In Caye Caulker, the sand is white, the water is crystal clear and the streets are multicoloured. Whole lobsters are grilled to your taste on the roadside and the locals always have a smile (well, living here why wouldn’t they).
Snorkelling and diving. This coast is home to the second largest reef in the world after Australia’s Great Barrier Reef. It’s UNESCO protected but currently in listed as in danger, so may not even be around for future generations to explore. The waters are so clear that not even storms seem to affect the visibility. A question mark remains in my mind as to whether they should limit visitor numbers to the reef more than they currently do.
A day’s snorkelling tour with Ragamuffin Tours delivered the goods.

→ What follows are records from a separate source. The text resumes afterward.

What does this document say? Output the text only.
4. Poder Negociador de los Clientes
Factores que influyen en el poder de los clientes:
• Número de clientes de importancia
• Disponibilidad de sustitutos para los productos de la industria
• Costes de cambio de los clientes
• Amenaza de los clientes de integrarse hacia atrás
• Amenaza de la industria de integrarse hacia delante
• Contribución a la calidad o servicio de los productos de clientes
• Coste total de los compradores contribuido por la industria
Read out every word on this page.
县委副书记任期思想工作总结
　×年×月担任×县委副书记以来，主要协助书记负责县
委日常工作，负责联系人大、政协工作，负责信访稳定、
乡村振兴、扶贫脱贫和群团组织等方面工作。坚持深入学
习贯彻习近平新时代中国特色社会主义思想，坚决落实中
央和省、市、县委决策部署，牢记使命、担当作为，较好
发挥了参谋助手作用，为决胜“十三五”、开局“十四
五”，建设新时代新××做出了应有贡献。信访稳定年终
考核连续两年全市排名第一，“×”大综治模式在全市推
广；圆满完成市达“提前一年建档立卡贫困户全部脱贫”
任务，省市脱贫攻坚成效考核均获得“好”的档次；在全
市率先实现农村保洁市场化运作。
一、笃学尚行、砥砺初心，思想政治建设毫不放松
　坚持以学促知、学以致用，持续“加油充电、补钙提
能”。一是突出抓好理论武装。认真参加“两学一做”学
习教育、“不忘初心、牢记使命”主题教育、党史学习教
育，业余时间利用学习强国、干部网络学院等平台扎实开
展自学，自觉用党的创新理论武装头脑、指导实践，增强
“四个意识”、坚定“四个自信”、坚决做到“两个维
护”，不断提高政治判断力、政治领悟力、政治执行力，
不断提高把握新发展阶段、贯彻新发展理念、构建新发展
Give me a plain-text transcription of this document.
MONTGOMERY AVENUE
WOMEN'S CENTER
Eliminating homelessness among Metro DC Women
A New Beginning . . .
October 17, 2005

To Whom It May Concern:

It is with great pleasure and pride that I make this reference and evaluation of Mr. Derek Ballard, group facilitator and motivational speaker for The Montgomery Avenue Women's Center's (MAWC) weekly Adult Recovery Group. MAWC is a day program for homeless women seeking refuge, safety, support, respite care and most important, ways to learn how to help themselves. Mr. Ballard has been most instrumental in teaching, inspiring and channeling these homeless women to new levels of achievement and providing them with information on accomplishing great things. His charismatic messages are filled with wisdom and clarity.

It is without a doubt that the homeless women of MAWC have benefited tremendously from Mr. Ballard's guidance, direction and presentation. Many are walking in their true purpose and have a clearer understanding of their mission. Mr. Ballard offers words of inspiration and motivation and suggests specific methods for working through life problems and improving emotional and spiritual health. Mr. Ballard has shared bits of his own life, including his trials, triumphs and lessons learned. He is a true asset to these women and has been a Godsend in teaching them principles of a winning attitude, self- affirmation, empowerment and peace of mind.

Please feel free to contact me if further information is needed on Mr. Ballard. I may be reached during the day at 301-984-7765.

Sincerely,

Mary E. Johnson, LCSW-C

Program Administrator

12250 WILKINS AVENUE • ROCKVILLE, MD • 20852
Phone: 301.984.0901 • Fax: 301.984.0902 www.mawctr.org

Amid a few unfortunate days of rain on the island, I managed to bag a blue sky morning, close encounters with nurse sharks and a rum punch sunset on the way back to the Caye. I also loved the grilled seafood that you can find in pretty much every restaurant on the strip, but the Porgi at Rosie’s Grill beat them all.
Honestly, I would have spent longer here. Not only is the return water taxi ticket valid for three months, but basic dorm accomodation is also cheap and you’re more guaranteed a few days of brilliant sunshine if you allow more time on the island (as well as accomodating for the inevitable post-snorkelling rum punch hangover!).